Studies show unhealthy food activates reward centers; sleep deprivation impairs frontal lobe

MONDAY, June 11 (HealthDay News) -- After sleep restriction, unhealthy food activates reward centers in the brain; and sleep deprivation impairs brain activity in areas of the frontal lobe responsible for making complex choices, according to two studies presented at SLEEP 2012, the annual meeting of the Associated Professional Sleep Societies, held from June 9 to 13 in Boston.

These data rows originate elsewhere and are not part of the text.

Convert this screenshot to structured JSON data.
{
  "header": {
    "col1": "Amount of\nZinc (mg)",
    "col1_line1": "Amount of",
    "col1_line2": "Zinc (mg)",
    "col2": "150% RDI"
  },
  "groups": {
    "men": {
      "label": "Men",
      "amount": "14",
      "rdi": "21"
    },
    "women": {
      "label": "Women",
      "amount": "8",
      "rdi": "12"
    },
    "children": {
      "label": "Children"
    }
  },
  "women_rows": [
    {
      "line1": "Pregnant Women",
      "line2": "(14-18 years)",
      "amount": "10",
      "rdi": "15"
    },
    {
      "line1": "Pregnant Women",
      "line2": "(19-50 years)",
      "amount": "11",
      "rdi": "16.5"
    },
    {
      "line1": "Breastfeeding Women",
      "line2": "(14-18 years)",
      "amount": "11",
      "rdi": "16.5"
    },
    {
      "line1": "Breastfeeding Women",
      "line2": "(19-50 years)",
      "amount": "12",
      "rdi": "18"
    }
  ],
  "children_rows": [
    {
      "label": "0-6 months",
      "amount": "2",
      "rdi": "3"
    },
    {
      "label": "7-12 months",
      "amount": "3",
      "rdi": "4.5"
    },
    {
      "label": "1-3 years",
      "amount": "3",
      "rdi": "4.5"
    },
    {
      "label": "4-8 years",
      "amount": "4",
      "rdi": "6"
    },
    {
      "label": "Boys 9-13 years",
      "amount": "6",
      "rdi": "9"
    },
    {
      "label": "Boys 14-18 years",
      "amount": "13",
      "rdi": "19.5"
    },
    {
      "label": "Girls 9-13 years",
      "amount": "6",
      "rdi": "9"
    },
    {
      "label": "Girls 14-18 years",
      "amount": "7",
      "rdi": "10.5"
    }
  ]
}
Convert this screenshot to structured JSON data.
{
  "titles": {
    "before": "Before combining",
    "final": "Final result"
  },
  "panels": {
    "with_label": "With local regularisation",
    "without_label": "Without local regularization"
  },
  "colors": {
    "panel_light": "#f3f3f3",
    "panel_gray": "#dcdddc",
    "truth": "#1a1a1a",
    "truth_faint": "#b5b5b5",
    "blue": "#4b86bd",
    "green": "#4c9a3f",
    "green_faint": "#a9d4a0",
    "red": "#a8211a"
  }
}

Sabrina Wolfe, Ph.D., from St. Luke's/Roosevelt Hospital in New York City, and colleagues conducted functional magnetic resonance imaging (fMRI) to compare the neural circuitry implicated in the response to unhealthy and healthy food stimuli after restricted or habitual sleep for 25 normal-weight adults. They found that, relative to healthy food stimuli, unhealthy foods led to increased activation in the superior and middle temporal gyrus, hypothalamus, right inferior frontal gyrus, right superior and inferior parietal lobules, and right lateral insula, following a period of restricted sleep. These differences in activity patterns were not seen after habitual sleep.

Stephanie M. Greer, from the University of California in Berkeley, and colleagues used fMRI and a food desire task to investigate the impact of sleep deprivation on central brain mechanisms underlying food appraisal. Approximately 20 adults rated their current desire for 80 foods after a night of normal sleep and after 24 hours of deprivation. In response to desired foods, sleep deprivation selectively and significantly impaired activity in high-order regions, specifically the right anterior insula and dorsal anterior cingulate. In classical subcortical reward regions and basic taste perception networks, equivalent reactivity was noted after sleep deprivation and normal sleep.

"These results shed light on how the brain becomes impaired by sleep deprivation, leading to improper food choices," Greer said in a statement.